Padre binaries: build_autoc (Build auto-completion)
Managed by | Updated .
build_autoc
The build_autoc command can be used to generate query completion .autoc files for a collection.
This can be called to construct auto-completion from arbitrary sources. It's commonly used in post-swap or post-index workflow to produce structured auto-completion based off CSV data generated from the index.
Purpose
To build a query completion file (.autoc) from a list of input files.
Usage
/opt/funnelback/bin/build_autoc stem input_file ... [-collection name -profile name] [-partials] [-label_organics] [-debug]
-profile <name>
: generate scoped .autoc file for the specified profile. A previous run of build_autoc
must have been called with -index
.
-collection <name>
: generate scoped .autoc file for the specified collection. Both -profile
and -collection
need to be specified when generating scoped suggestions
-partials
: this version allows multi-word organic suggestions (from index.suggest
) to be triggered either from the full suggestions or from trailing word sequences. E.g. 'big fat cat' triggered from 'fat cat' and 'cat' as well as the full string. This option turns that on.
-label_organics
: present a category label for all the organic completions. Deprecated.
-sample <val>
: Sample postings of suggestion terms, to handle large collections, <val>
ranges 0 - 300; speeds up processing with the effect of sampling the suggestions. (1/val postings are used).
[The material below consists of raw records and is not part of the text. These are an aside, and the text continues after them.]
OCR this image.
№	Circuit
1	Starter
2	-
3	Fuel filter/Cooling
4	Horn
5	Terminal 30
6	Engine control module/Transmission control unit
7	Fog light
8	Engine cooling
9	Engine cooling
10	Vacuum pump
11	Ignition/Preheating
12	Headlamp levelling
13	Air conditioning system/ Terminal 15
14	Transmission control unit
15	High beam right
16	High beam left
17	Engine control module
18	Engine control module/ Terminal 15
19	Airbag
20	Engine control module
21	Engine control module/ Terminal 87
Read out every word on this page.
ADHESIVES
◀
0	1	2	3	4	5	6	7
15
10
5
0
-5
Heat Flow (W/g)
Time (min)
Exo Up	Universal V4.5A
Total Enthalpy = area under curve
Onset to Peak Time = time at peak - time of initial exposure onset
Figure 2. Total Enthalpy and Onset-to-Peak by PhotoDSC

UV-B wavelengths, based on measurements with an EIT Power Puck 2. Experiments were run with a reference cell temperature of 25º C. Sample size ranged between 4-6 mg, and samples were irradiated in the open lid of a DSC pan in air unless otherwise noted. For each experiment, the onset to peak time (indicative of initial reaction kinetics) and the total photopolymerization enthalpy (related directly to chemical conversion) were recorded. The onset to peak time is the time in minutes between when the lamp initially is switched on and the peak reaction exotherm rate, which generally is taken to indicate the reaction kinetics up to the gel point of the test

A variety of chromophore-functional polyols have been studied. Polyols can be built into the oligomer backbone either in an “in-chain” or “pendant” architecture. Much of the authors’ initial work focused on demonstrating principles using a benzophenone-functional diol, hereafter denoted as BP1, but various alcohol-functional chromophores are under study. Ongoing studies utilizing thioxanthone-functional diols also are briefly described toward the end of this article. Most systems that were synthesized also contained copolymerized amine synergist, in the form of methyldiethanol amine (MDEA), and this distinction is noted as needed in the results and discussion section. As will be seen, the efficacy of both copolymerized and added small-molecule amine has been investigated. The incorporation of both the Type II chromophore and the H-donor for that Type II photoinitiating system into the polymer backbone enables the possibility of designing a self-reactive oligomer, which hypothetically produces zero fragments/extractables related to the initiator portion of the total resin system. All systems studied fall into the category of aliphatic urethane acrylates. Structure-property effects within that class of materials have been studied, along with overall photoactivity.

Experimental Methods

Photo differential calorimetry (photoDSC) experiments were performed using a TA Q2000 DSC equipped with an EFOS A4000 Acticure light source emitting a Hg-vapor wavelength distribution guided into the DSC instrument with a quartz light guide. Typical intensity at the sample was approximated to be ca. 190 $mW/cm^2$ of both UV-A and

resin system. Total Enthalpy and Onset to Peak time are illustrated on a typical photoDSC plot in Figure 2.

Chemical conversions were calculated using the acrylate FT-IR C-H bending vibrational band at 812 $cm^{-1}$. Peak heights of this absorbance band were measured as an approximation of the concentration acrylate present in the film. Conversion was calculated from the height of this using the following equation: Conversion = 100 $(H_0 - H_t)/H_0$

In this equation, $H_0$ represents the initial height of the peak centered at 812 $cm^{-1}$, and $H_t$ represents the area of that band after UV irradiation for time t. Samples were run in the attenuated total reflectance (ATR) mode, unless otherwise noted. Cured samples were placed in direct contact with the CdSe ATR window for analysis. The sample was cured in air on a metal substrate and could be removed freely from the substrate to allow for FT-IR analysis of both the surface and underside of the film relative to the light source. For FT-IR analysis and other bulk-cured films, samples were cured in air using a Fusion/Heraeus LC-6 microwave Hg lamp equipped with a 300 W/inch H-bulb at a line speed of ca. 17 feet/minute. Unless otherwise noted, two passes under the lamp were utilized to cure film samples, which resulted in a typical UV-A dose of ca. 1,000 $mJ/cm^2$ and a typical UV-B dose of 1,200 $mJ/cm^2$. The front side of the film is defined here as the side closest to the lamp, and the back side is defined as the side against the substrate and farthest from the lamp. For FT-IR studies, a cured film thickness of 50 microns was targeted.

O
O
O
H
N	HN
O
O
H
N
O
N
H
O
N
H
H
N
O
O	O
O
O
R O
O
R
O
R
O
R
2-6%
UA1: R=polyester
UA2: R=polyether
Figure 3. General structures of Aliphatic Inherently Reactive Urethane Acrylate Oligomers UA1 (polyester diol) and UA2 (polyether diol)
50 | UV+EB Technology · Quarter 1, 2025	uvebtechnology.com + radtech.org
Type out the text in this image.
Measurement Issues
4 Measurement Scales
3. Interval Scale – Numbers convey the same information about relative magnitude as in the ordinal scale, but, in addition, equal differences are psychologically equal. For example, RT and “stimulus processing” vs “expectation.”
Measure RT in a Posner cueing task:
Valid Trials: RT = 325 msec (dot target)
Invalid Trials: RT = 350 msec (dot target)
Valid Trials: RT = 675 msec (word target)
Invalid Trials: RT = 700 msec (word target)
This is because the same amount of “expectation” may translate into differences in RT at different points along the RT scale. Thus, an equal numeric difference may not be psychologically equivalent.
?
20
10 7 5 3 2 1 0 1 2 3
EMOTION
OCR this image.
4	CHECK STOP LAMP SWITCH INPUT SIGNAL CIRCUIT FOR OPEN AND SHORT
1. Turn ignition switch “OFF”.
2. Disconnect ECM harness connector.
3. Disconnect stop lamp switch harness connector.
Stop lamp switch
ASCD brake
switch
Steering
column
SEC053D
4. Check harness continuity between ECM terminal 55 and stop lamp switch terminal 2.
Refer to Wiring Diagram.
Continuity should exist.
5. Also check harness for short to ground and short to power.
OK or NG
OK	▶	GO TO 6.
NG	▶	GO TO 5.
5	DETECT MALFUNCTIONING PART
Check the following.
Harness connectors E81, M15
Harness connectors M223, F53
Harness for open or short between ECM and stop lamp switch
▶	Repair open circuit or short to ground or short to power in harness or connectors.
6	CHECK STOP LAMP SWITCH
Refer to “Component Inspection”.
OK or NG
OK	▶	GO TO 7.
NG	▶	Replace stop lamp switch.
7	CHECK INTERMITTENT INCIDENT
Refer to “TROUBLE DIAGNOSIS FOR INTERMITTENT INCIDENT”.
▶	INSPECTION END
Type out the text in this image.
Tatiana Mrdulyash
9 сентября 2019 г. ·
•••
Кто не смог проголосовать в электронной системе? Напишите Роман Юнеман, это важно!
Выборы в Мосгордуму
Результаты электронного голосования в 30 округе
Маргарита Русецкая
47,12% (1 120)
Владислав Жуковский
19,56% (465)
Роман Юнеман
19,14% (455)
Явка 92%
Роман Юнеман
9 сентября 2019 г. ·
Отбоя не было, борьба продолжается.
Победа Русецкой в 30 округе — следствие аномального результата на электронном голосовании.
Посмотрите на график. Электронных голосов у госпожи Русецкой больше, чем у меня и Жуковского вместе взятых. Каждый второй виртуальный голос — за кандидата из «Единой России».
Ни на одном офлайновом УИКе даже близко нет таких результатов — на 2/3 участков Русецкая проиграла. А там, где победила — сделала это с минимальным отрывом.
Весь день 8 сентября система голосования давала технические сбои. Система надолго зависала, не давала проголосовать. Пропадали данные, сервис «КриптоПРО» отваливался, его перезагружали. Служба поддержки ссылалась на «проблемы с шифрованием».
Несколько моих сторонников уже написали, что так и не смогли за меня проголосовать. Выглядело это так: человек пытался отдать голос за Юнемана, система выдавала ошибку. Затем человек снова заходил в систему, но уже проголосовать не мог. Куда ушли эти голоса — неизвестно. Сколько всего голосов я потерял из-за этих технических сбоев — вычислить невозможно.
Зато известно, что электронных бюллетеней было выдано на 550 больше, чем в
Note: /opt/funnelback/bin/build_autoc can now build a single .autoc file from multiple input files of the same or different types. Files with very simple format can be combined with hand-crafted files containing complex actions. Completion weights from a .suggest file are automatically determined, while they can be manually specified in a CSV file. Completion weights from Best Bets default to 100.
Example - blah.csv
will be sorted and indexed into index.autoc
. Input_file(s) must end in .csv
, .suggest
, or .cfg
.
/opt/funnelback/bin/build_autoc index blah.csv
Example - generate an auto-completion dataset based on the collection's words:
$SEARCH_HOME/bin/build_autoc $SEARCH_HOME/data/$COLLECTION_NAME/$CURRENT_VIEW/idx/index $SEARCH_HOME/data/$COLLECTION_NAME/$CURRENT_VIEW/idx/index.suggest
Example - generate an auto-completion dataset based on the two CSV files:
$SEARCH_HOME/bin/build_autoc $SEARCH_HOME/data/$COLLECTION_NAME/$CURRENT_VIEW/idx/index $SEARCH_HOME/conf/$COLLECTION_NAME/staff/auto-completion.csv $SEARCH_HOME/conf/$COLLECTION_NAME/courses/auto-completion.csv
Gotchas
When building auto-completion for a meta collection ensure you use the index.suggest file only from the meta collection and not from the component collections (otherwise you'll get duplicates in the suggestions).
Make sure the .autoc file that is built is copied to the meta collection's live/idx folder and that this file is pushed to any remote query processor servers.